Tengo este aspecto. La idea la golpeó con fuerza y sonrió, sin avergonzarse. —Eres un demonio, Julian —masculló, con la voz baja, cálida con algo parecido al asombro. Mi hijo es un niño, y él me ha convertido en esto: suya.

Su mirada volvió a posarse en Augusto y se encogió de hombros, con aire casual, indiferente. Él ya no es nada en todo esto.

Se apoyó en el lavabo, salpicándose agua fría en la cara, pero no aplacó el calor que hervía a fuego lento bajo su piel.

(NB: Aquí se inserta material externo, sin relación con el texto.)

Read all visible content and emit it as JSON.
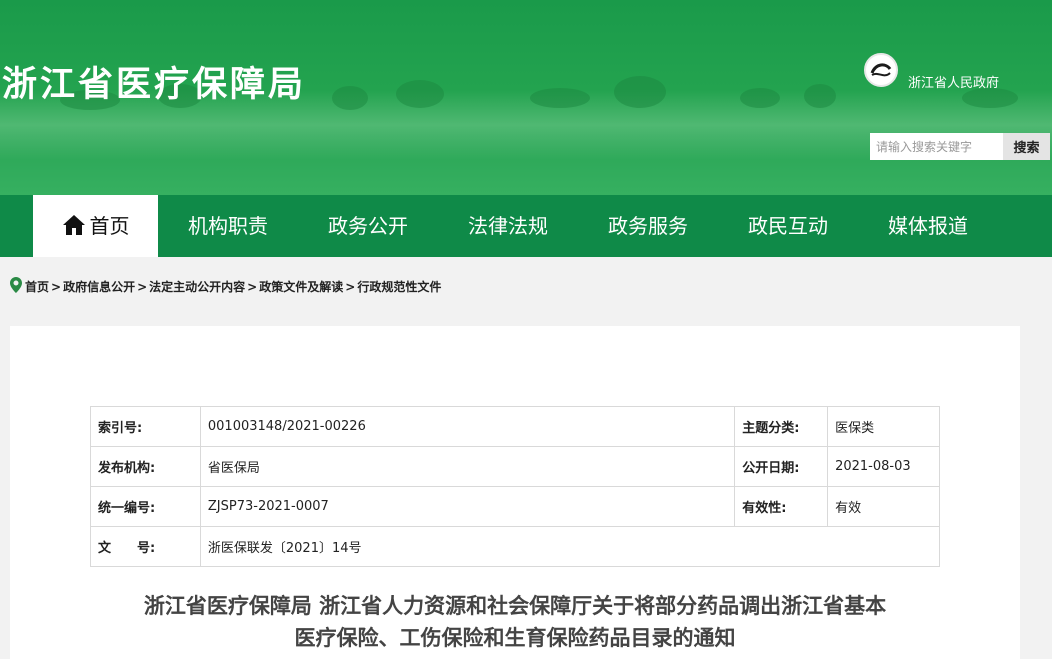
{
  "header": {
    "site_title": "浙江省医疗保障局",
    "gov_name": "浙江省人民政府",
    "search_placeholder": "请输入搜索关键字",
    "search_button": "搜索"
  },
  "nav": {
    "items": [
      {
        "label": "首页"
      },
      {
        "label": "机构职责"
      },
      {
        "label": "政务公开"
      },
      {
        "label": "法律法规"
      },
      {
        "label": "政务服务"
      },
      {
        "label": "政民互动"
      },
      {
        "label": "媒体报道"
      }
    ]
  },
  "breadcrumb": {
    "items": [
      "首页",
      "政府信息公开",
      "法定主动公开内容",
      "政策文件及解读",
      "行政规范性文件"
    ],
    "separator": ">"
  },
  "meta": {
    "row1": {
      "l1": "索引号:",
      "v1": "001003148/2021-00226",
      "l2": "主题分类:",
      "v2": "医保类"
    },
    "row2": {
      "l1": "发布机构:",
      "v1": "省医保局",
      "l2": "公开日期:",
      "v2": "2021-08-03"
    },
    "row3": {
      "l1": "统一编号:",
      "v1": "ZJSP73-2021-0007",
      "l2": "有效性:",
      "v2": "有效"
    },
    "row4": {
      "l1": "文　　号:",
      "v1": "浙医保联发〔2021〕14号"
    }
  },
  "document": {
    "title_line1": "浙江省医疗保障局 浙江省人力资源和社会保障厅关于将部分药品调出浙江省基本",
    "title_line2": "医疗保险、工伤保险和生育保险药品目录的通知"
  },
  "colors": {
    "banner_green": "#23a34f",
    "nav_green": "#0f8a48"
  }
}
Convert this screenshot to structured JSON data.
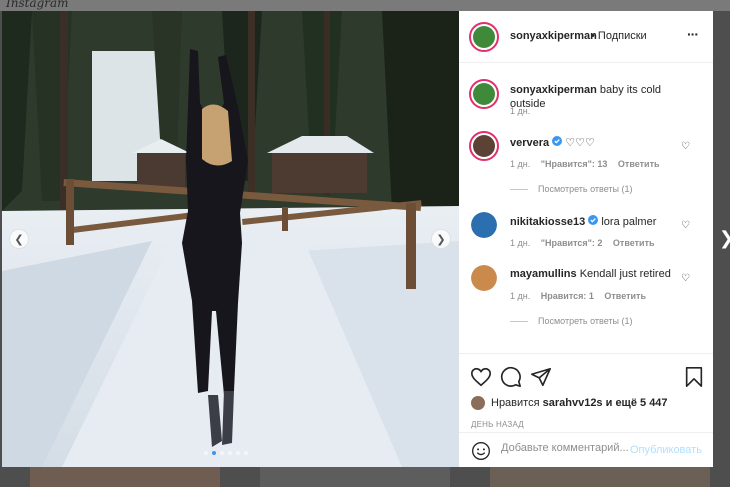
{
  "post": {
    "username": "sonyaxkiperman",
    "follow_label": "• Подписки",
    "more_icon": "more-horizontal-icon",
    "caption_text": "baby its cold outside",
    "caption_time": "1 дн.",
    "photo_dots_count": 6,
    "photo_active_dot": 1
  },
  "comments": [
    {
      "username": "ververa",
      "verified": true,
      "text": "♡♡♡",
      "time": "1 дн.",
      "likes": "\"Нравится\": 13",
      "reply": "Ответить",
      "view_replies": "Посмотреть ответы (1)"
    },
    {
      "username": "nikitakiosse13",
      "verified": true,
      "text": "lora palmer",
      "time": "1 дн.",
      "likes": "\"Нравится\": 2",
      "reply": "Ответить"
    },
    {
      "username": "mayamullins",
      "verified": false,
      "text": "Kendall just retired",
      "time": "1 дн.",
      "likes": "Нравится: 1",
      "reply": "Ответить",
      "view_replies": "Посмотреть ответы (1)"
    }
  ],
  "actions": {
    "liked_by_prefix": "Нравится",
    "liked_by_user": "sarahvv12s",
    "liked_by_suffix": "и ещё 5 447",
    "date": "ДЕНЬ НАЗАД"
  },
  "composer": {
    "placeholder": "Добавьте комментарий...",
    "publish_label": "Опубликовать"
  },
  "colors": {
    "accent": "#3897f0",
    "verified": "#3897f0",
    "story_ring": "#e1306c",
    "publish_disabled": "#b2dffc"
  }
}
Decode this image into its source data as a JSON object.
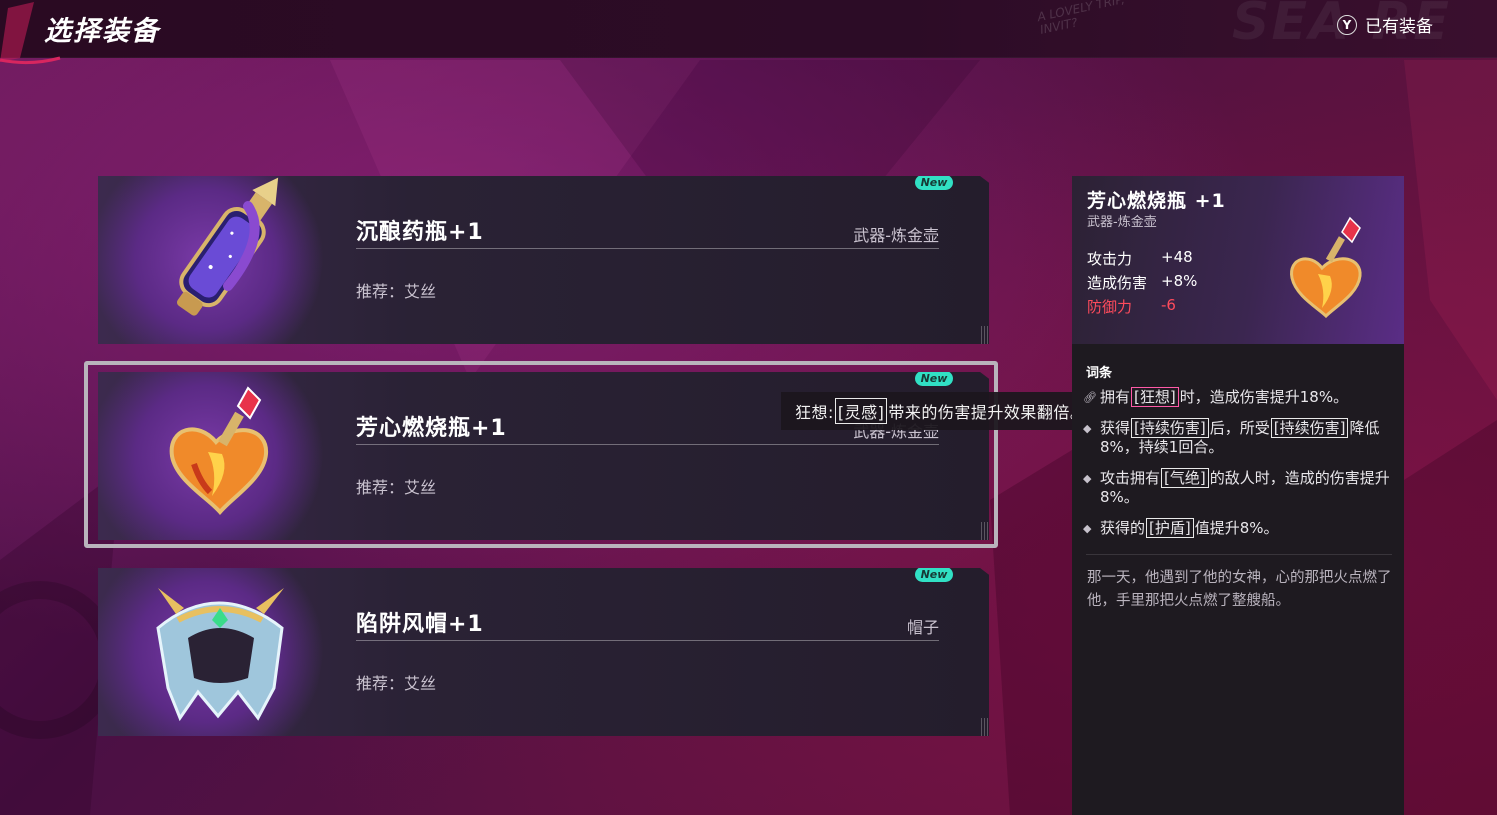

Se aferraba a ella: el olor de Julian, su tacto, la forma en que había prometido más.

La próxima vez…

Su mente se aferró a ello, dando vueltas a la provocación de que él despertara a Augusto, dejando que su esposo la viera desmoronarse bajo su nieto. Volvió a reír, una risa suave y perversa, mientras el agua goteaba de su barbilla al enderezarse.

—Soy tuya, Julian —le dijo a su reflejo, con voz firme, casi como un voto. Sus manos se aferraron al lavabo, su sonrisa se ensanchó mientras sentía que la verdad se asentaba en lo más profundo de su ser. La madre de su padre, la esposa de su abuelo… y yo, ahora soy toda suya.

Su mirada se posó en Augusto una última vez y se dio la vuelta, anhelando ya la próxima dosis del caos de Julian.